Pronger was replaced prior to the 2011–12 season by Brent Agrusa. The team also relocated to the Fox Valley Ice Arena in Geneva, Illinois on a five-year lease. During the 2011–12 season, the Hitmen were reportedly locked out of the Fox Valley Ice Arena due to unpaid bills. The team and arena management came to short agreement to finish out the season but when the season was complete, the arena took the Hitmen ownership to court over $100,000 in disputed charges. The Hitmen folded prior to the 2012–13 season.

==Season-by-season records==

| Season | GP | W | L | OTL | Pts | GF | GA | PIM | Regular season finish | Playoffs |
|---|---|---|---|---|---|---|---|---|---|---|
| 2010–11 | 58 | 9 | 45 | 4 | 22 | 132 | 286 | 883 | 7th of 8, North 15th of 26, NAHL | Did not qualify |
| 2011–12 | 60 | 13 | 42 | 5 | 31 | 166 | 310 | 1,106 | 5th of 5, Midwest 26th of 28, NAHL | Did not qualify |

==NA3HL Jr.

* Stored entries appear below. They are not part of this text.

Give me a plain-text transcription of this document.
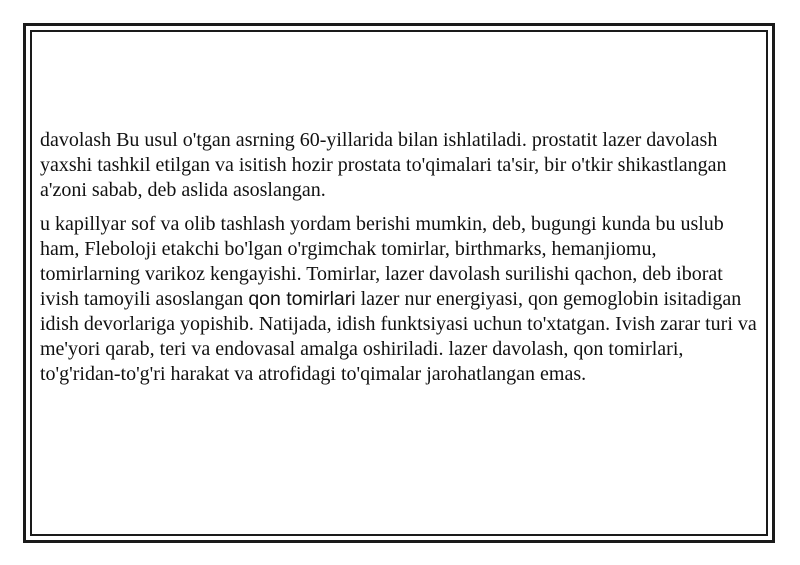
davolash Bu usul o'tgan asrning 60-yillarida bilan ishlatiladi. prostatit lazer davolash yaxshi tashkil etilgan va isitish hozir prostata to'qimalari ta'sir, bir o'tkir shikastlangan a'zoni sabab, deb aslida asoslangan.

u kapillyar sof va olib tashlash yordam berishi mumkin, deb, bugungi kunda bu uslub ham, Fleboloji etakchi bo'lgan o'rgimchak tomirlar, birthmarks, hemanjiomu, tomirlarning varikoz kengayishi. Tomirlar, lazer davolash surilishi qachon, deb iborat ivish tamoyili asoslangan qon tomirlari lazer nur energiyasi, qon gemoglobin isitadigan idish devorlariga yopishib. Natijada, idish funktsiyasi uchun to'xtatgan. Ivish zarar turi va me'yori qarab, teri va endovasal amalga oshiriladi. lazer davolash, qon tomirlari, to'g'ridan-to'g'ri harakat va atrofidagi to'qimalar jarohatlangan emas.
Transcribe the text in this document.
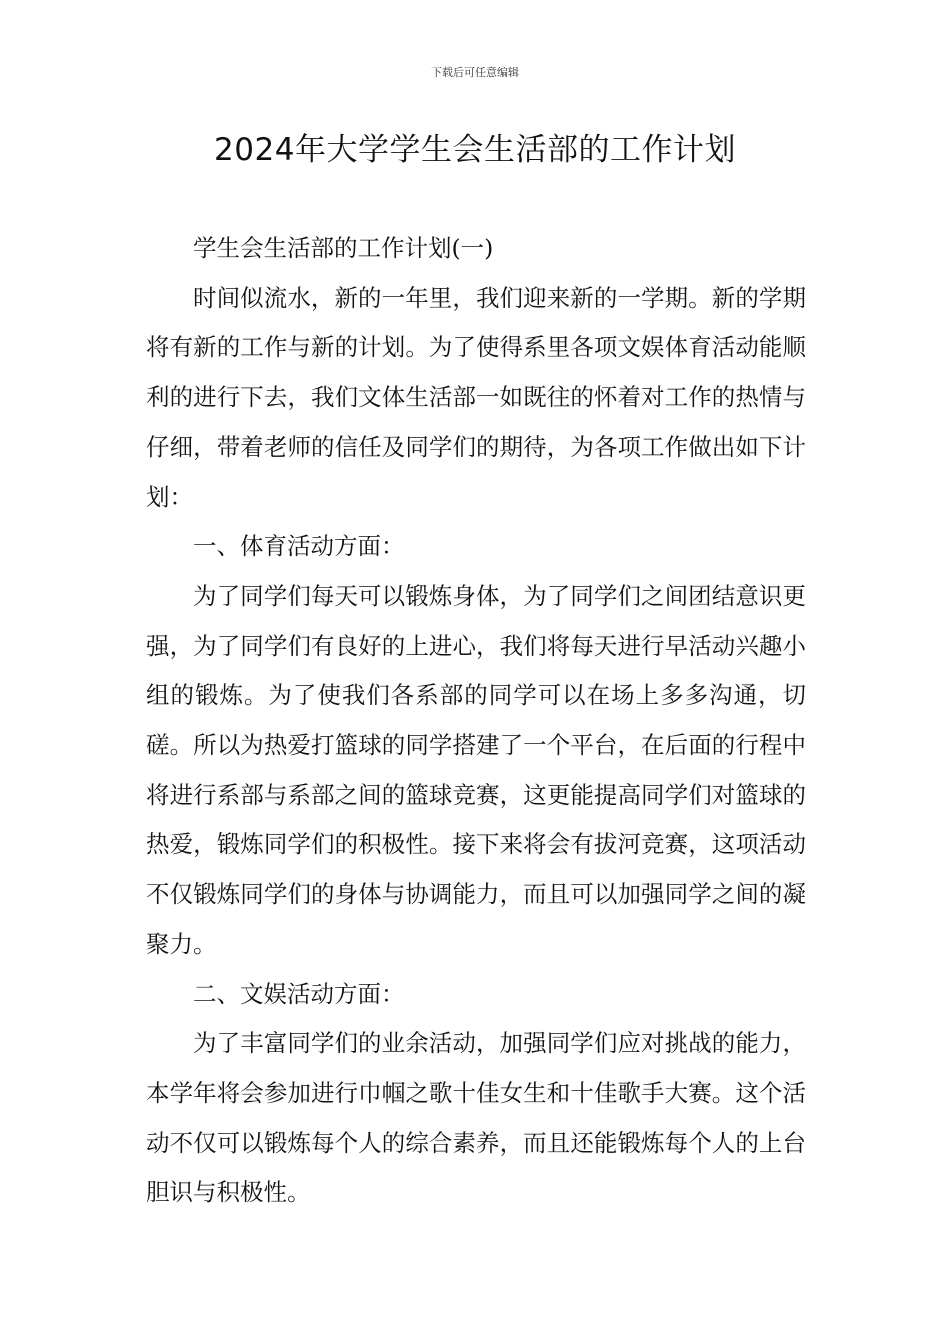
下载后可任意编辑
2024年大学学生会生活部的工作计划

学生会生活部的工作计划(一)

时间似流水，新的一年里，我们迎来新的一学期。新的学期将有新的工作与新的计划。为了使得系里各项文娱体育活动能顺利的进行下去，我们文体生活部一如既往的怀着对工作的热情与仔细，带着老师的信任及同学们的期待，为各项工作做出如下计划：

一、体育活动方面：

为了同学们每天可以锻炼身体，为了同学们之间团结意识更强，为了同学们有良好的上进心，我们将每天进行早活动兴趣小组的锻炼。为了使我们各系部的同学可以在场上多多沟通，切磋。所以为热爱打篮球的同学搭建了一个平台，在后面的行程中将进行系部与系部之间的篮球竞赛，这更能提高同学们对篮球的热爱，锻炼同学们的积极性。接下来将会有拔河竞赛，这项活动不仅锻炼同学们的身体与协调能力，而且可以加强同学之间的凝聚力。

二、文娱活动方面：

为了丰富同学们的业余活动，加强同学们应对挑战的能力，本学年将会参加进行巾帼之歌十佳女生和十佳歌手大赛。这个活动不仅可以锻炼每个人的综合素养，而且还能锻炼每个人的上台胆识与积极性。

A Tier III==
The Hitmen organization began as the Chicago Force of the Central States Hockey League. That team continued to operate alongside the NAHL's Hitmen, and also were renamed as the Hitmen name for 2011–12. In November 2010, the CSHL fell under the direction of the NAHL and changed its name to the North American 3 Hockey League (NA3HL).

==GLJHL Jr. B Tier III==
The Hitmen also fielded a team in the Great Lakes Junior Hockey League (GLJHL). The team previously played at the Tier III Jr. C level as the Chicago Huskies and played at the International Ice Center in Romeoville, Illinois. The league advanced to the Tier III Jr. B level beginning in the 2010–11 season. This team would also fold in 2011 and the franchise was replaced by the Chicago Jr. Bulldogs.